Uuuh, well, when something like that happens, it's really best to just go along with it and entertain their feelings. I mean, I see where you're coming from, but it's better to just not ask too many questions about the technical details, and ask more questions about how she's feeling. "How can I help?" is a good thing to ask too. And just let them do a lot of the talking. (Be a "good listener".) And make them a snack or something to show extra caring...ness, but only once you've calmed them down a bit.
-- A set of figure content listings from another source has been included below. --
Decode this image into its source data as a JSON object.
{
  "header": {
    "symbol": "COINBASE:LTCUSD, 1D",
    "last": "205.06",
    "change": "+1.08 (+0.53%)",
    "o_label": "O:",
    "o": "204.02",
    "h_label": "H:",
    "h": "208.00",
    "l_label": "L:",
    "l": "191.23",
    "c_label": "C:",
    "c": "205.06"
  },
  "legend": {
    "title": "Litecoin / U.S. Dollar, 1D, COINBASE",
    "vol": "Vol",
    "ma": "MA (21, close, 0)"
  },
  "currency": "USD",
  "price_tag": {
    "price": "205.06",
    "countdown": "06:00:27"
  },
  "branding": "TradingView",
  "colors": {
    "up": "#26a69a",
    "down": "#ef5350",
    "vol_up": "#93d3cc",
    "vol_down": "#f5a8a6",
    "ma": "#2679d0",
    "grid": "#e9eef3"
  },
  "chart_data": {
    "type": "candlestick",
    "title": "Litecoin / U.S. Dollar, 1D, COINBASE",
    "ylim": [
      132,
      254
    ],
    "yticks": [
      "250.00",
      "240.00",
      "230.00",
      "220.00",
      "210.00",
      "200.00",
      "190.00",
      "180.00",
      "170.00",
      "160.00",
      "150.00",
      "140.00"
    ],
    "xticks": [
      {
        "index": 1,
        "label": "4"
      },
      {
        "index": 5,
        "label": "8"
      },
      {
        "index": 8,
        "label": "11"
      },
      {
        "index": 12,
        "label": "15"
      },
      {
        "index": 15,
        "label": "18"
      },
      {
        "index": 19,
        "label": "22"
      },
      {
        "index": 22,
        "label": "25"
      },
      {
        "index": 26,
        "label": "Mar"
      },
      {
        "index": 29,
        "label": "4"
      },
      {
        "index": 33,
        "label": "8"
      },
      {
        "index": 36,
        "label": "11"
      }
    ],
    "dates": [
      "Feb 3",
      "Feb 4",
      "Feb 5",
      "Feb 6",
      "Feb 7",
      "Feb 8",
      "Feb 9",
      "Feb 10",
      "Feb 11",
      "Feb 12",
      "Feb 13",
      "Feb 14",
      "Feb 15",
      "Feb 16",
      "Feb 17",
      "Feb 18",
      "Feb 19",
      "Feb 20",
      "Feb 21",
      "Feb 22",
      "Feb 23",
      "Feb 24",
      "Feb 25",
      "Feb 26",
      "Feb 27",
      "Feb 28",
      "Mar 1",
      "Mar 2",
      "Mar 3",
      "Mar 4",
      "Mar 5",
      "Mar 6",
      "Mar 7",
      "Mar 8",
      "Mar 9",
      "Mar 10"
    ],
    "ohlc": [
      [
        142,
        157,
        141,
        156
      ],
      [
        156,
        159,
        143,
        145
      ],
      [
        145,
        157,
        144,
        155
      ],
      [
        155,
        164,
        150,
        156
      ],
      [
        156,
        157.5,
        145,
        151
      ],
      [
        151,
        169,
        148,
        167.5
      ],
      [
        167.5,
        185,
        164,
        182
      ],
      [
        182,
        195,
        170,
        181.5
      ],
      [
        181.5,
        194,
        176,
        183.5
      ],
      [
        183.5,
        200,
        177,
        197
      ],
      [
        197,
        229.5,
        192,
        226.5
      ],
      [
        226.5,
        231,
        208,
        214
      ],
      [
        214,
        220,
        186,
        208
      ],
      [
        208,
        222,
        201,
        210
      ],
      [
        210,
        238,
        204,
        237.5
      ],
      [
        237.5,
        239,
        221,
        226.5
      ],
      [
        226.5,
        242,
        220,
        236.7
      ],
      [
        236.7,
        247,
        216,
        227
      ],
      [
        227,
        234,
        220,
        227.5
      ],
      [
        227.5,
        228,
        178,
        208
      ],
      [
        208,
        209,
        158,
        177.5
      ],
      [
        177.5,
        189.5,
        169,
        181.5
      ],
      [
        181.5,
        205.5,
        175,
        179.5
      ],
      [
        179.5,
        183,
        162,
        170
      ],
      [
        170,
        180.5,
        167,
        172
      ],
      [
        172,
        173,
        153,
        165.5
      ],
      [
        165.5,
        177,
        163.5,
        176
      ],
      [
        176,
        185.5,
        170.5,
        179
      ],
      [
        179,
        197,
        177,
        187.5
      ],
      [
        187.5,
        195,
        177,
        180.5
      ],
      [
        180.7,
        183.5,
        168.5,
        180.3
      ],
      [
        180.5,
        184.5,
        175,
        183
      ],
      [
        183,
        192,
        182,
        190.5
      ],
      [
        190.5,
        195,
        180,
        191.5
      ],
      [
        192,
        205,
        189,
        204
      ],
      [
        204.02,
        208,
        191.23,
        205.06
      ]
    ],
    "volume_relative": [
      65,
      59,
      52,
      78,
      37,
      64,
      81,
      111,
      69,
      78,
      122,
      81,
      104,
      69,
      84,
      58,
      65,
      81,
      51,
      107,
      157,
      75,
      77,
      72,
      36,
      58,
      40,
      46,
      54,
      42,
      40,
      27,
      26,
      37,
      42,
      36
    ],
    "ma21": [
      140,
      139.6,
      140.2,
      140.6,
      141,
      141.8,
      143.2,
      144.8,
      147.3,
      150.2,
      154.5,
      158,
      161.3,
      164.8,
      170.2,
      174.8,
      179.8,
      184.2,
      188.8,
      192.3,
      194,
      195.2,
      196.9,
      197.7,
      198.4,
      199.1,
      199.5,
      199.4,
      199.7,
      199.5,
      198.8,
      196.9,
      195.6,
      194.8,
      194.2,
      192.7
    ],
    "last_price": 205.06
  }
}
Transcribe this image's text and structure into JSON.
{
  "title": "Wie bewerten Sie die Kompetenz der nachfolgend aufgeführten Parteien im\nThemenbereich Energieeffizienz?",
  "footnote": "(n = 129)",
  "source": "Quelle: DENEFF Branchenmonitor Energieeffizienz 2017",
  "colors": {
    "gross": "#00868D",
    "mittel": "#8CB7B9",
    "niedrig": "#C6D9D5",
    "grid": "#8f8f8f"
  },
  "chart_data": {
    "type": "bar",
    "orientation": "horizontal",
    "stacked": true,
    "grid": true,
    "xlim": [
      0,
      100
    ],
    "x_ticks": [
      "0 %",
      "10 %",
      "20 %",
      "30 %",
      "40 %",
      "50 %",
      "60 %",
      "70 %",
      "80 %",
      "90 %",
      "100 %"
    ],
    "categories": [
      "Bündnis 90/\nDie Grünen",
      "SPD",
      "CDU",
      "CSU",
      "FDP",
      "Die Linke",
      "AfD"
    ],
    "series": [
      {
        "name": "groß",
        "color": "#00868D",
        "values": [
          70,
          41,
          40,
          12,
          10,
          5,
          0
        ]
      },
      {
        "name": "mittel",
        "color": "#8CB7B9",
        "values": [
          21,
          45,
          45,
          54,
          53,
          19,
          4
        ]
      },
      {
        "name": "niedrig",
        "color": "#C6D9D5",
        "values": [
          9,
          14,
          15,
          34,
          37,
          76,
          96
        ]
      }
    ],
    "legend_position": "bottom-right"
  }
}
Remember to be really patient in an emotional situation. You might think they'd want to get over it fast, but really they won't want to be rushed.

When people are upset, I just assume they have a good reason. Like in this case, it may be that she's sad that she has lost the security of knowing she can call her friend any time she wants. Or she may be sad that a good person isn't around to make the world a better place anymore. Or she may just be in some sort of general shock because the death was unexpected and people aren't usually used to people they know dying.

Just FYI for the future, in case you want a GF at some point.




Anyway, as for the main topic.. I think there is just a LOT of misunderstanding going on, because with autism, what's happening on the inside is not at all apparent on the outside. NTs just do not know what autism is at all. They think it's something different than what it really is. If they were able to understand and sort of comprehend the mental state of an autistic person, I think they would be more empathic/sympathetic about it.


_________________
"You gotta keep making decisions, even if they're wrong decisions, you know. If you don't make decisions, you're stuffed."
- Joe Simpson


mgran
Veteran
Veteran

User avatar

Joined: 22 May 2009
Gender: Female
Posts: 1,864

27 May 2009, 2:43 am

Mark, that was a very interesting transcript. Thank you for sharing.

WigglySpider gives good advice. If someone comes across, seeming upset, assume there is a reason. Ask questions about their feelings rather than technical questions, and just listen.

I have to admit, when I was younger, although I wouldn't have reacted quite the way you did, I would have asked how she could miss her friend if they hadn't really been friends. She may have felt bad about never talking to her, and not realising how upset she had been.

Nowadays I'd just listen and keep that kind of opinion to myself.



peterd
Veteran
Veteran

User avatar

Joined: 25 Dec 2006
Age: 72
Gender: Male
Posts: 1,351

27 May 2009, 7:22 am

For a "normal", sensing that someone is on your side depends on their fast reactions. With aspies, the fast reactions are all over the place. It's only (after we've had some training) after we have intellectually processed stuff and come up with a reaction we want to present that we could look good. The "normal", though, by that time has gone looking for a more sympathetic audience.